A R T   L E T T E R


The Timely Magazine of Art

#39 <previous/ next> Artletter index October 15, 1996

Magnificent Pretty Boy at Brasil Cafe	11/1

Intricate, laborious space filling with black and red ballpoint pen on manila
envelopes. Each drawing is the result of an accumulation of loosely planned
doodles. Much of the visual interest of the work derives from its unusual
reversal of colors: the Pretty Boy creates his designs not by drawing lines,
but by carving them out, creating white lines and shapes by filling in heavy
black pen all around them. Most drawings center on abstracted masklike
faces accompanied by stars and dart shaped spaceships, framed by
patterned bands of quasi-tribal derivation to form magic T.V. viewing
screens.

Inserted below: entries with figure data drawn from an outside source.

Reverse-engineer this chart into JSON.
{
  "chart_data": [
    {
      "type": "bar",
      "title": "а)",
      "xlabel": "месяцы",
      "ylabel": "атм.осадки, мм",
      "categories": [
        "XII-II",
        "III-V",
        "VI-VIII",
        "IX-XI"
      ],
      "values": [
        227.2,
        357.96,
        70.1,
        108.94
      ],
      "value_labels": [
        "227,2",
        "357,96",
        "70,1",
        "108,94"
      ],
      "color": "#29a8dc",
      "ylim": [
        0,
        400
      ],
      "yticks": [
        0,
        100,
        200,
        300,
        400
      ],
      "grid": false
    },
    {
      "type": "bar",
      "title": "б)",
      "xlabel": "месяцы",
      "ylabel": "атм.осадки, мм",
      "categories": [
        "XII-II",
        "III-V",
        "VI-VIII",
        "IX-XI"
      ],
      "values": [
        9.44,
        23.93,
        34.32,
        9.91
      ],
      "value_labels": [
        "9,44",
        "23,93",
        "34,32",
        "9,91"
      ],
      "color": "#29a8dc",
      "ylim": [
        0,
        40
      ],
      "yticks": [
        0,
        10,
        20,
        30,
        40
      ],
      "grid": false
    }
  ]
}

Half-joking free-association captions explicate the hermetic
iconography. Rather than illustrating a pre-conceived inner vision, the
Pretty Boy's doodles serve as the vehicle for wordplay. It seems as if the
pictures come first, then the labels.-B.D.

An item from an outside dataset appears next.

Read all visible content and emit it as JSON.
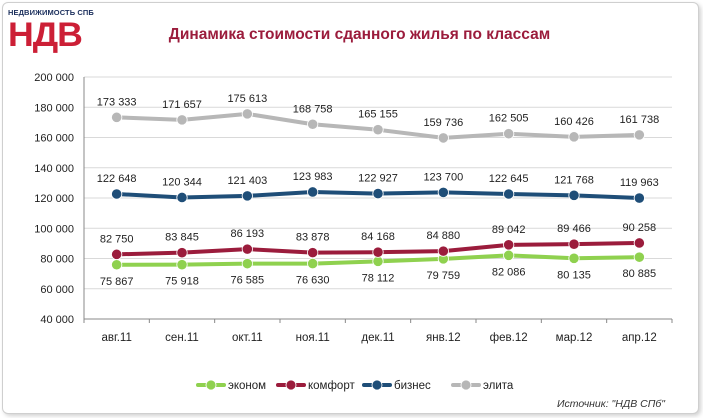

Lee Littlefield at the Art League Sculpture court	10/25

Whose imagination has not transformed the twisted branches of the crepe
myrtle into surreal figures? Littlefield burdens these natural, open-ended
muings into trivial and silly declarative statements by pruning and painting
branches to make obvious the obvious. The melodramatic splashes of blood
red paint are almost silly enough to be good.-B.D.



Kim O'Grady at West End Gallery	11/1

O'Grady is working up a wicked cool vocabulary for (I am told) larger works
later. Twenty-six swatches of different drips, swipes, scrapes, picks,
scuffs and glops  feel like the revving of the engine before a drag race, each
little painting filled with compressed energy which is just waiting to be
unleashed on a large scale.I Lied, Alcohol, Ugly Shade of Lovelies, Titty
Dancers South  and Lack of Vibrant Personality  hold luscious technique at
arm's length,  resisting the romantic urge of weaker works like Spine Loss
and Uvula .  Kim's best yet.-B.D.



Esquivel contemporary art, 2222 Morgan St.	11/1?

Inaugural show of another pay-as-you-go, co-op gallery. A tossed salad of
unremarkable works by half a dozen artists who paid a moderate fee for
their wall space, with no commission taken on sales, no long term
committment, and energetic publicity. Go ahead and look; it doesn't cost you
anything. Who knows, something interesting might turn up.- B.D.